Servant Foundation
- Formation: Tax-exempt since December 2000; 25 years ago
- Type: 501(c)(3)
- Tax ID no.: EIN: 431890105
- Headquarters: Overland Park
- Services: Donor-advised fund
- Revenue: 592,337,115 USD (2024)
- Expenses: 1,066,207,632 USD (2024)
- Website: thesignatry.com

= Servant Foundation =

American non-profit organization

The Servant Foundation, also known as The Signatry, is an American 501(c)(3) donor-advised fund. It is best known for "He Gets Us", a religious advertising campaign that was first launched in 2022 and is no longer affiliated with Servant. The foundation describes its mission as being to "inspire and facilitate revolutionary, biblical generosity".
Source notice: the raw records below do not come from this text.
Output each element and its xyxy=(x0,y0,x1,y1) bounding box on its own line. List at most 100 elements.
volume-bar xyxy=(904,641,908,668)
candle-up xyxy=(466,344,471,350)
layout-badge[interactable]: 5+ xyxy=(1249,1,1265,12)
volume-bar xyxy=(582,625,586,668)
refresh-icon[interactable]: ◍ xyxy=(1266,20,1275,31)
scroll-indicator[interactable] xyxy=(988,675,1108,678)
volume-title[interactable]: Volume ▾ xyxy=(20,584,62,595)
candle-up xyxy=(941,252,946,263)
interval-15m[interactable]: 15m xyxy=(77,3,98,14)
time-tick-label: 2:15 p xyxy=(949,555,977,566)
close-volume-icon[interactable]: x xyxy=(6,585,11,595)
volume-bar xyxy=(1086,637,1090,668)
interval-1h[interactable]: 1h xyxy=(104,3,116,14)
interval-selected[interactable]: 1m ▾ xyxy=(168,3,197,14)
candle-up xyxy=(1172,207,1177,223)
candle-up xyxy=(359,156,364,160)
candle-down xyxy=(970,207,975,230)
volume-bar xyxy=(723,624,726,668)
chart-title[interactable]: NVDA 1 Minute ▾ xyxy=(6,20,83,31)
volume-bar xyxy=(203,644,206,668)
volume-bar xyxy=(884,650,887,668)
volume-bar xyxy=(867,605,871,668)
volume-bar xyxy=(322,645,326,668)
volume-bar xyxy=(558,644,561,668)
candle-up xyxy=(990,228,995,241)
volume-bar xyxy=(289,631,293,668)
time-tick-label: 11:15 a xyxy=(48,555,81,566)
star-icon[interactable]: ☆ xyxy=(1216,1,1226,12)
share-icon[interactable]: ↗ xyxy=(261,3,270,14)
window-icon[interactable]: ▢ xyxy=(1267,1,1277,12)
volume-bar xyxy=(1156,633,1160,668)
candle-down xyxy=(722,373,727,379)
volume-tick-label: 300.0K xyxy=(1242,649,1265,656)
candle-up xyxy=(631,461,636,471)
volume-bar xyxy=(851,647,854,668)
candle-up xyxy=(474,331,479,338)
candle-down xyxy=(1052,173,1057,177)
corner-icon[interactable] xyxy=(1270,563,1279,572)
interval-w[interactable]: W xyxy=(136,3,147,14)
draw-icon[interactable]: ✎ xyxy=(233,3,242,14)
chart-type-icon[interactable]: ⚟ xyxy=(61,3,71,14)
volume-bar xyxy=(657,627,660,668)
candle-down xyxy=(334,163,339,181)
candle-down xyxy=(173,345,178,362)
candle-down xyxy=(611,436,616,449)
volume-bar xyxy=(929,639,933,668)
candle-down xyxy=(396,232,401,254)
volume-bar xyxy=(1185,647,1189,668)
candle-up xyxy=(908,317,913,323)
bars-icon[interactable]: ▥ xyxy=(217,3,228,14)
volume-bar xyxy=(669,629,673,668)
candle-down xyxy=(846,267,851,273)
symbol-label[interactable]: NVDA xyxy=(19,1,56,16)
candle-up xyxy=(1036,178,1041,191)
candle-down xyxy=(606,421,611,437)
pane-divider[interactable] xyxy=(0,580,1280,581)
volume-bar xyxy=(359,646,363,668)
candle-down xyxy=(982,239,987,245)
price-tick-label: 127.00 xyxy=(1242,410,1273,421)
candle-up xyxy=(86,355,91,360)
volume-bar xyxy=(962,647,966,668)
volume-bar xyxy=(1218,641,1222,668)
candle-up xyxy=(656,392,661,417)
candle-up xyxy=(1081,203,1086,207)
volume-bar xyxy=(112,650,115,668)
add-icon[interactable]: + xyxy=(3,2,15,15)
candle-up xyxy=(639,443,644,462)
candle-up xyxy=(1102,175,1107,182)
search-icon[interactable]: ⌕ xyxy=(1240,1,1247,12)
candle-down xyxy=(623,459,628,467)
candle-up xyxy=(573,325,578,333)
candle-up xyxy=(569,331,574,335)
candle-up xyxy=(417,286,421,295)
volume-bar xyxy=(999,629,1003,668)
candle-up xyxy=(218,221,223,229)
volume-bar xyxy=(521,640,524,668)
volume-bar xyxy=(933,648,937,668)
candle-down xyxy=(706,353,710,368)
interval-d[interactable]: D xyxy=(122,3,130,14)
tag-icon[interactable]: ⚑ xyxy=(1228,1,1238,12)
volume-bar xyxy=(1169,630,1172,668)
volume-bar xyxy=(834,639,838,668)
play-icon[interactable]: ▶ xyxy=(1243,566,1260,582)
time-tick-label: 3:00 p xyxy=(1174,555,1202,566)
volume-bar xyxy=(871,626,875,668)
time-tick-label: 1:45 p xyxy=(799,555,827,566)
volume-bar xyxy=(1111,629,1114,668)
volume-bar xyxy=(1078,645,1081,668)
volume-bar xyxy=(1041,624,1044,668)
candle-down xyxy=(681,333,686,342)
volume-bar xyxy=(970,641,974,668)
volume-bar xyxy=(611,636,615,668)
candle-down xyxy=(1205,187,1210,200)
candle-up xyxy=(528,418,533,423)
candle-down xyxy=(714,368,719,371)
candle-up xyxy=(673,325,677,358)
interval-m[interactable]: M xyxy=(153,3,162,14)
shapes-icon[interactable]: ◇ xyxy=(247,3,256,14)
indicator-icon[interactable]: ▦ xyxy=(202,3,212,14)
The Servant Foundation has been funded in part by the billionaire Green family, who are among fifty other families contributing millions of dollars to the foundation. The Servant Foundation has used that money to fund legislation that is anti-LGBTQ and anti-abortion. Contributions from the foundation to Christian organizations exceed a total amount of $65 million.

== History ==
The Servant Foundation was founded by Bill High in 2000. From 2000 to 2017, it was an affiliate of the National Christian Foundation.

The Servant Foundation's most public facing effort has been the "He Gets Us" advertising campaign, airing during Super Bowl commercial breaks. As of early 2024, the campaign is no longer affiliated with the foundation.